疲れている日は簡単な食事でもいいですし、テレビに助けてもらう日があってもいいでしょう。いつも笑顔でいられなくても、怒った後に「さっきはごめんね」と伝えればいいのです。
親にもできないことがあり、失敗することもある。その姿を見ながら、子どもも人との関わり方を覚えていくのではないでしょうか。
6. 大変な毎日の中に、小さな喜びがある
3歳までの子育ては、本当に大変です。
自由な時間は減り、眠れない日が続き、思い通りにいかないことばかりです。昨日うまくいった方法が、今日は通用しないこともあります。
それでも、その毎日の中には、小さな喜びがあります。
初めて笑ってくれた日。寝返りができた日。つかまり立ちをした日。初めて「ママ」「パパ」と呼んでくれた日。
小さな手で指を握られただけで、疲れが少し軽くなることもあります。眠っている顔を見ながら、「今日も何とか終わった」と安心する夜もあります。
もちろん、かわいいだけでは乗り越えられない日もあります。
もう何もしたくないと思う日もあれば、誰かに全部任せて逃げ出したくなる日もあるでしょう。それでもいいのだと思います。
子育てを楽しめない日があっても、親失格ではありません。毎日ご飯を食べさせ、おむつを替え、危険がないように見守り、一日を終えている。それだけでも、十分に頑張っています。
まとめ
3歳までの子育ては、人生の中でも特に密度の濃い時間です。
子どもは昨日までできなかったことを突然できるようになります。一方で、親の気持ちは成長に追いつかず、戸惑ったり、疲れたり、落ち込んだりします。
毎日を丁寧に楽しもうと思っても、現実にはそんな余裕がない日も多いでしょう。
部屋が散らかっていてもいい。栄養の整った食事を作れない日があってもいい。笑顔になれない時間があってもいいのです。

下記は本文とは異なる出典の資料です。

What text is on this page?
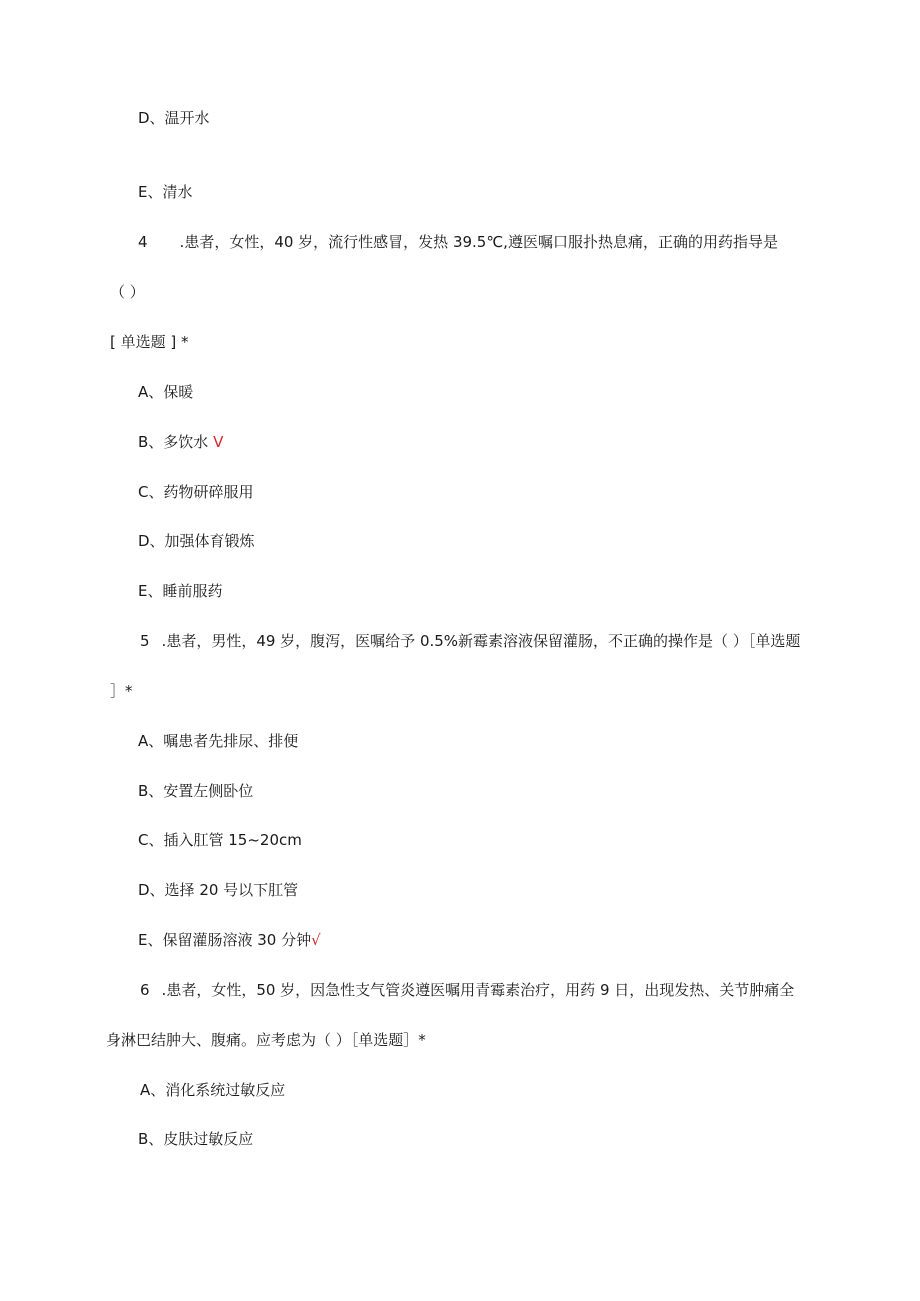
D、温开水
E、清水
4 .患者，女性，40 岁，流行性感冒，发热 39.5℃,遵医嘱口服扑热息痛，正确的用药指导是
（ ）
[ 单选题 ] *
A、保暖
B、多饮水 V
C、药物研碎服用
D、加强体育锻炼
E、睡前服药
5 .患者，男性，49 岁，腹泻，医嘱给予 0.5%新霉素溶液保留灌肠，不正确的操作是（ ）［单选题
］*
A、嘱患者先排尿、排便
B、安置左侧卧位
C、插入肛管 15~20cm
D、选择 20 号以下肛管
E、保留灌肠溶液 30 分钟√
6 .患者，女性，50 岁，因急性支气管炎遵医嘱用青霉素治疗，用药 9 日，出现发热、关节肿痛全
身淋巴结肿大、腹痛。应考虑为（ ）［单选题］*
A、消化系统过敏反应
B、皮肤过敏反应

子どもを今日まで育ててきたこと。その事実だけで、親は十分に頑張っています。
いつか子どもが大きくなったとき、今の慌ただしい毎日を懐かしく思う日が来るのかもしれません。
けれど、今は無理に懐かしもうとしなくていいのです。
大変な日は「今日は大変だった」と言っていい。疲れた日は「疲れた」と言っていい。周りに助けを求めてもいい。
長く感じる一日を、一日ずつ終えていく。
3歳までの子育ては、その繰り返しなのだと思います。